No game today, so the focus is on the other aspect of the trip – travel (sort of). I went to the Henry Ford Museum here in Detroit, prepared, in my ignorance, to sniff haughtily at the industrialist’s self-aggrandizing tribute, but came away impressed. Ford was a complicated man – not all of the complications are on display, but many of the interests are. For example, he had quite a furniture collection. It is not all there, but forms a link in the story told, going much further back and also forward to the present showing how various types of furniture evolved. There are many agricultural machines, trains, airplanes and, of course, cars. Most surprisingly, there is a fairly comprehensive exhibit devoted to the history of the civil rights struggle – both racial and gender. Most interesting to me was a wide ranging presentation of the industrial revolution in its myriad aspects, including a variety of engines of all sizes and applications. It is well worth visiting.
OK, you knew I couldn’t leave baseball alone. Here are a couple of pictures of players wearing stirrups (Steve Cishek on the left and Francisco Lindor on the right). They cover the calf but have just a loop under the instep. These are fairly rare in the big leagues these days, but not so long ago, they were the only style used. The origin isn’t entirely clear, but no doubt started because players originally wore knickerbockers that stopped at the knee. Some say that the outer socks were wool and “not healthy” so the white “sanitaries” worn beneath protected the players from the colored socks that often gave the teams their names (Red Stockings, Red Sox, White Sox, etc.). More likely, it was the combination of the itchy wool and bleeding color that made the sanitaries necessary. Nowadays, the overwhelming style is long pants that come to (and often below) the shoe tops so that no socks are visible at all.

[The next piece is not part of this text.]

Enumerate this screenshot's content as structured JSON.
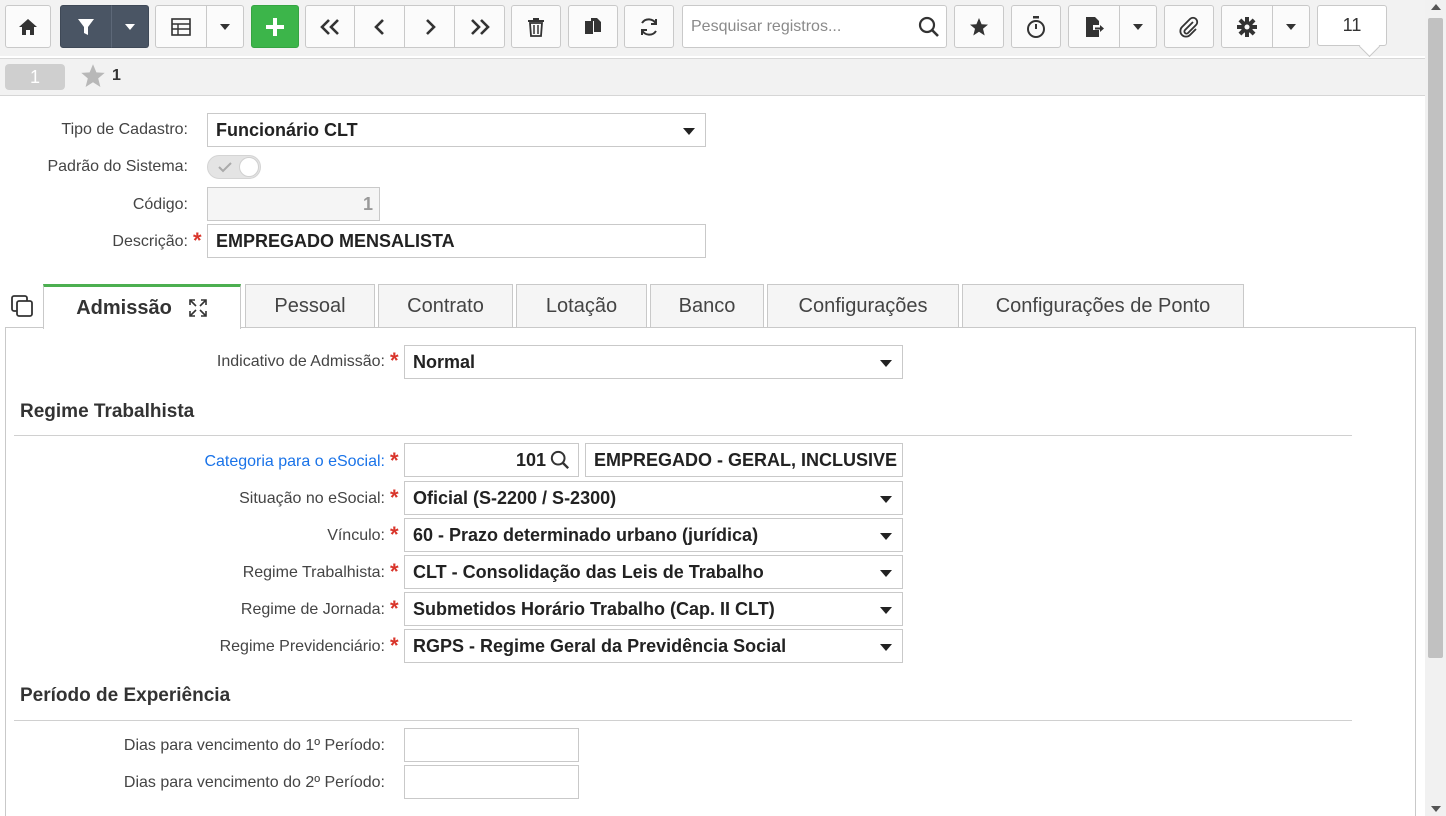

It’s also time for an argument. One of the questions in the new interactive display at the Hall of Fame is whether the National League should adopt the designated hitter like the American League did some forty years ago. Purists say that having pitchers hit makes the National League more strategic, others argue that the DH provides more offense and that fans don’t want to watch pitchers embarrass themselves with their pathetic swings.
But the interesting subargument (to me) on this issue is whether a player who has spent most of his career as a DH should be admitted to the Hall of Fame. None has to date, but this is David Ortiz’ last year playing and I see little chance that he won’t be voted in. So why isn’t Edgar Martinez getting more votes (he’s never received more than 45%)? His numbers are comparable to Ortiz’, but he played in Seattle and wasn’t as showy as Big Papi. The argument was evident in Cooperstown. I think Edgar goes in.
Oh yes, and the best baseball license plate so far (in Ohio) – BOO NYY.